Hara, M., Hayashi, K., Kitamura, T., Honda, M., & Tamaki, M. (2020). A nationwide randomized, double-blind, placebo-controlled physicians’ trial of loxoprofen for the treatment of fatigue, headache, and nausea after hangovers. Alcohol, 84, 21‑25.

Michaud, P., Dewost, A.-V., & Fouilland, P. (2006). “Boire moins c’est mieux”. La Presse Médicale, 35(5), 831‑839.

Prat, G., Adan, A., Pérez-PamiesP.P., Sánchez-Turet, M. (2008). Neurocognitive effects of alcohol hangover. Addictive Behaviors 33 : 15-23.

Razvodovsky, Y. (2021). Hangover Syndrome : Pathogenesis and Treatment. International Archives of Substance Abuse and Rehabilitation, 3(009). https://doi.org/10.23937/2690-263X/1710009

Smith, C. M., & Barnes, Grance M. (1983). Signs and symptoms of hangover : Prévalence and relationship to alcohol use in a general adult population. Drug and Alcohol Dependence, 11, 149‑269.

Srinivasan, S., Dubey, K. K., & Singhal, R. S. (2019).
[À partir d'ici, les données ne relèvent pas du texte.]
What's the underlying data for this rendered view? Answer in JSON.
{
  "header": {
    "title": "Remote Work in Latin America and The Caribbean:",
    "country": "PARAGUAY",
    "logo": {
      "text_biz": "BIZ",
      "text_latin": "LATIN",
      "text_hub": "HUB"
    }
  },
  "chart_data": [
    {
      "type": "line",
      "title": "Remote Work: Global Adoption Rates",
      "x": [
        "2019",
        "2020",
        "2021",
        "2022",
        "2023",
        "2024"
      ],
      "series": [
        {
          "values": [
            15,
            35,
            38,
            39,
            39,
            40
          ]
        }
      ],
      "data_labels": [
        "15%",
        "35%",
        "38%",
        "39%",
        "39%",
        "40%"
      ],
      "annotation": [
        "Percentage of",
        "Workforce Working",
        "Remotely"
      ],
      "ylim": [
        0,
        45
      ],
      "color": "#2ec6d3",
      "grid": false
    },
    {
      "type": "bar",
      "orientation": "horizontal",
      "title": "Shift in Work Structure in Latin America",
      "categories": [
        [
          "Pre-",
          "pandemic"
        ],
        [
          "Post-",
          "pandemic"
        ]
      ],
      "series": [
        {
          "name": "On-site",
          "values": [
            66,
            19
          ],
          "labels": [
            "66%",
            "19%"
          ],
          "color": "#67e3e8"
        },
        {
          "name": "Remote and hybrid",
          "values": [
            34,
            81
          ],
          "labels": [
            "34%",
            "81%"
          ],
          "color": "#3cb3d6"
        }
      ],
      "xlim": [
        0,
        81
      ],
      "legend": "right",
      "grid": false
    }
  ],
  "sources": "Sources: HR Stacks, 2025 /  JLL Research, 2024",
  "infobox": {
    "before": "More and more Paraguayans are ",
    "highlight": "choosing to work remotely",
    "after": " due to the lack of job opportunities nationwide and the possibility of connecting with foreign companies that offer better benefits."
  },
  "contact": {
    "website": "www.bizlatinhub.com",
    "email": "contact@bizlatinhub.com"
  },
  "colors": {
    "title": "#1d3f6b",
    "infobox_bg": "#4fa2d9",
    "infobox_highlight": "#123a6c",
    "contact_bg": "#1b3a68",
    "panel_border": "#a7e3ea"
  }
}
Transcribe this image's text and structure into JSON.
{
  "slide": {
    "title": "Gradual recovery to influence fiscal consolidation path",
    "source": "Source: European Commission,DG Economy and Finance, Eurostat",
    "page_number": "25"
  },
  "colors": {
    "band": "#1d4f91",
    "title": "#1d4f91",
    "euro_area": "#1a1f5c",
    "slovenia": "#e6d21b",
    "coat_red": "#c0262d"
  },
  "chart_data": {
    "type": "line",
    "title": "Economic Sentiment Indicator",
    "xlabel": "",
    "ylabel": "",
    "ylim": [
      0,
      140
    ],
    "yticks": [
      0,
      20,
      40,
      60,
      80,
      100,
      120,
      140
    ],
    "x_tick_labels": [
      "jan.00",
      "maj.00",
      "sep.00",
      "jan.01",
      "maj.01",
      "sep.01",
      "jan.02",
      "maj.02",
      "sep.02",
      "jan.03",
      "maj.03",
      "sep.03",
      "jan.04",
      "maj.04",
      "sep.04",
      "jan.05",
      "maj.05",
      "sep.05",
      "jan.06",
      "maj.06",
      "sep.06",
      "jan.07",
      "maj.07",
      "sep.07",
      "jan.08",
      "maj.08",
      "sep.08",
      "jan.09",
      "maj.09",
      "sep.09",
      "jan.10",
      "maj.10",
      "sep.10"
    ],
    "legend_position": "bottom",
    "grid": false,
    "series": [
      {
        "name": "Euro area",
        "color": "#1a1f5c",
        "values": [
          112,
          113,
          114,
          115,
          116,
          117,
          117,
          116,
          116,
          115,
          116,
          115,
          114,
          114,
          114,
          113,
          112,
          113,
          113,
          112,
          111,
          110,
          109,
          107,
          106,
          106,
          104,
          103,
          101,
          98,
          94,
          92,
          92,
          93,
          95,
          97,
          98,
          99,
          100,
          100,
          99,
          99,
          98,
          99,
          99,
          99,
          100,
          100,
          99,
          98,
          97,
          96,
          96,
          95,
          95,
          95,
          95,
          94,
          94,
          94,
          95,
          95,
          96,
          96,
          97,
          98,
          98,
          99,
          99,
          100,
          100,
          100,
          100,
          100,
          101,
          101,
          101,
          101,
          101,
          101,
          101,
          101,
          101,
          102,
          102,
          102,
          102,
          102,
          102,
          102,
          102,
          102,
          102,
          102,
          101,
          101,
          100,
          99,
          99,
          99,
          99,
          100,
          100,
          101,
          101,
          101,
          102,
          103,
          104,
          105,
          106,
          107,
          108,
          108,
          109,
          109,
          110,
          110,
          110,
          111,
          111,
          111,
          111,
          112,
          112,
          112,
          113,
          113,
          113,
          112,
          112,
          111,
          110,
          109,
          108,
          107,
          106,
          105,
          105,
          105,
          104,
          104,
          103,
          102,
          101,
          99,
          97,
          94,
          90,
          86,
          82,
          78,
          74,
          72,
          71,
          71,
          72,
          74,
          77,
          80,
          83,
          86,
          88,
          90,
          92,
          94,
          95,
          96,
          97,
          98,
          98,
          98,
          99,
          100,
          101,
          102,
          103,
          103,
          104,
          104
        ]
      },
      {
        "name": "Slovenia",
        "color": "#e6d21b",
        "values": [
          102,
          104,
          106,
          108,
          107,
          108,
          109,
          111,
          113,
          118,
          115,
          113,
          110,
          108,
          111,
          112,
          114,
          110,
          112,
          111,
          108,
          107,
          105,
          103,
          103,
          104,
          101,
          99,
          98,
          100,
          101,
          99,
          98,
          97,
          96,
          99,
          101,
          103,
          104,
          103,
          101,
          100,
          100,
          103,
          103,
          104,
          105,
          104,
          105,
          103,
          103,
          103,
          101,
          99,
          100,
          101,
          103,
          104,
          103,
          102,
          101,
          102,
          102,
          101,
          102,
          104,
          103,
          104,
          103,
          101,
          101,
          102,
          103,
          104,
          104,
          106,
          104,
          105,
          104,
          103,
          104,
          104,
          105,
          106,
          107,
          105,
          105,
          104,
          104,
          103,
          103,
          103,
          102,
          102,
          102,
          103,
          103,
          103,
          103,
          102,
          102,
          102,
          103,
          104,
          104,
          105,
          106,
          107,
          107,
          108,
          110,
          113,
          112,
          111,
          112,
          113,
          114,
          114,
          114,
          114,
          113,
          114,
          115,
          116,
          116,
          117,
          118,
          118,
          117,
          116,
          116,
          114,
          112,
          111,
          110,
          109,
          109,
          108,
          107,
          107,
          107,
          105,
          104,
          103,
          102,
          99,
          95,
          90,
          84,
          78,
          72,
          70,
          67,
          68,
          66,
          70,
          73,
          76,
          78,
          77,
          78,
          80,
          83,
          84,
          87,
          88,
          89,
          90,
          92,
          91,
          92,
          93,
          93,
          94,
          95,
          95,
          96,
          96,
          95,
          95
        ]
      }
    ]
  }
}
Influence of food commodities on hangover based on alcohol dehydrogenase and aldehyde dehydrogenase activities. Current Research in Food Science, 1, 8‑16.
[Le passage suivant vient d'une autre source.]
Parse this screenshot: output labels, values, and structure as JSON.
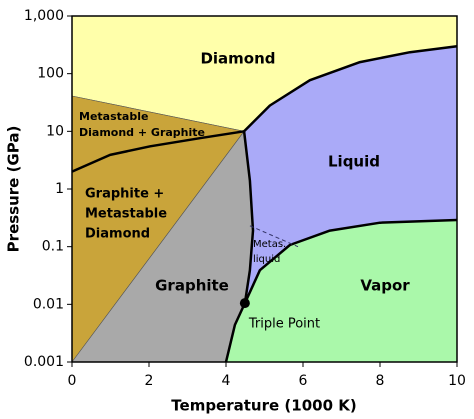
{
  "chart_data": {
    "type": "phase",
    "xlabel": "Temperature (1000 K)",
    "ylabel": "Pressure (GPa)",
    "xlim": [
      0,
      10
    ],
    "xticks": [
      0,
      2,
      4,
      6,
      8,
      10
    ],
    "ylim": [
      0.001,
      1000
    ],
    "yscale": "log",
    "yticks": [
      0.001,
      0.01,
      0.1,
      1,
      10,
      100,
      {
        "value": 1000,
        "label": "1,000"
      }
    ],
    "regions": [
      {
        "label": [
          "Diamond"
        ],
        "color": "#ffffaa",
        "x": [
          0,
          10,
          10,
          8.78,
          7.48,
          6.18,
          5.14,
          4.47,
          0
        ],
        "y": [
          1000,
          1000,
          300,
          236,
          159,
          77,
          28,
          10,
          41
        ]
      },
      {
        "label": [
          "Metastable",
          "Diamond + Graphite"
        ],
        "color": "#c9a43a",
        "x": [
          0,
          4.47,
          3.32,
          2.03,
          0.99,
          0
        ],
        "y": [
          41,
          10,
          7.6,
          5.5,
          3.9,
          2.0
        ]
      },
      {
        "label": [
          "Graphite +",
          "Metastable",
          "Diamond"
        ],
        "color": "#c9a43a",
        "x": [
          0,
          0.99,
          2.03,
          3.32,
          4.47,
          0
        ],
        "y": [
          2.0,
          3.9,
          5.5,
          7.6,
          10,
          0.001
        ]
      },
      {
        "label": [
          "Graphite"
        ],
        "color": "#a9a9a9",
        "x": [
          0,
          4.47,
          4.62,
          4.7,
          4.62,
          4.49,
          4.23,
          4.0
        ],
        "y": [
          0.001,
          10,
          1.4,
          0.19,
          0.039,
          0.0105,
          0.0044,
          0.001
        ]
      },
      {
        "label": [
          "Liquid"
        ],
        "color": "#aaaaf8",
        "x": [
          4.47,
          5.14,
          6.18,
          7.48,
          8.78,
          10,
          10,
          8,
          6.7,
          5.66,
          4.88,
          4.49,
          4.62,
          4.7,
          4.62
        ],
        "y": [
          10,
          28,
          77,
          159,
          236,
          300,
          0.29,
          0.26,
          0.19,
          0.107,
          0.039,
          0.0105,
          0.039,
          0.19,
          1.4
        ]
      },
      {
        "label": [
          "Vapor"
        ],
        "color": "#aaf8aa",
        "x": [
          4.49,
          4.88,
          5.66,
          6.7,
          8,
          10,
          10,
          4.0,
          4.23
        ],
        "y": [
          0.0105,
          0.039,
          0.107,
          0.19,
          0.26,
          0.29,
          0.001,
          0.001,
          0.0044
        ]
      }
    ],
    "lines": [
      {
        "x": [
          0,
          0.99,
          2.03,
          3.32,
          4.47
        ],
        "y": [
          2.0,
          3.9,
          5.5,
          7.6,
          10
        ],
        "color": "#000000",
        "width": 2.5
      },
      {
        "x": [
          4.47,
          5.14,
          6.18,
          7.48,
          8.78,
          10
        ],
        "y": [
          10,
          28,
          77,
          159,
          236,
          300
        ],
        "color": "#000000",
        "width": 2.5
      },
      {
        "x": [
          4.47,
          4.62,
          4.7,
          4.62,
          4.49
        ],
        "y": [
          10,
          1.4,
          0.19,
          0.039,
          0.0105
        ],
        "color": "#000000",
        "width": 2.5
      },
      {
        "x": [
          4.49,
          4.88,
          5.66,
          6.7,
          8,
          10
        ],
        "y": [
          0.0105,
          0.039,
          0.107,
          0.19,
          0.26,
          0.29
        ],
        "color": "#000000",
        "width": 2.5
      },
      {
        "x": [
          4.49,
          4.23,
          4.0
        ],
        "y": [
          0.0105,
          0.0044,
          0.001
        ],
        "color": "#000000",
        "width": 2.5
      },
      {
        "x": [
          4.62,
          5.87
        ],
        "y": [
          0.23,
          0.1
        ],
        "color": "#333366",
        "width": 1,
        "dash": true
      }
    ],
    "annotations": [
      {
        "label": [
          "Metas.",
          "liquid"
        ]
      }
    ],
    "points": [
      {
        "label": "Triple Point",
        "x": 4.49,
        "y": 0.0105,
        "color": "#000000"
      }
    ]
  }
}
Verster, J. C., Scholey, A., van de Loo, A. J. A. E., Benson, S., & Stock, A.-K. (2020). Updating the Definition of the Alcohol Hangover. Journal of Clinical Medicine, 9(3), 823. https://doi.org/10.3390/jcm9030823

Wiese, J. G., Shlipak, M. G., & Browner, W. S. (2000). The Alcohol Hangover. Annals of Internal Medicine, 132(11), 897-902.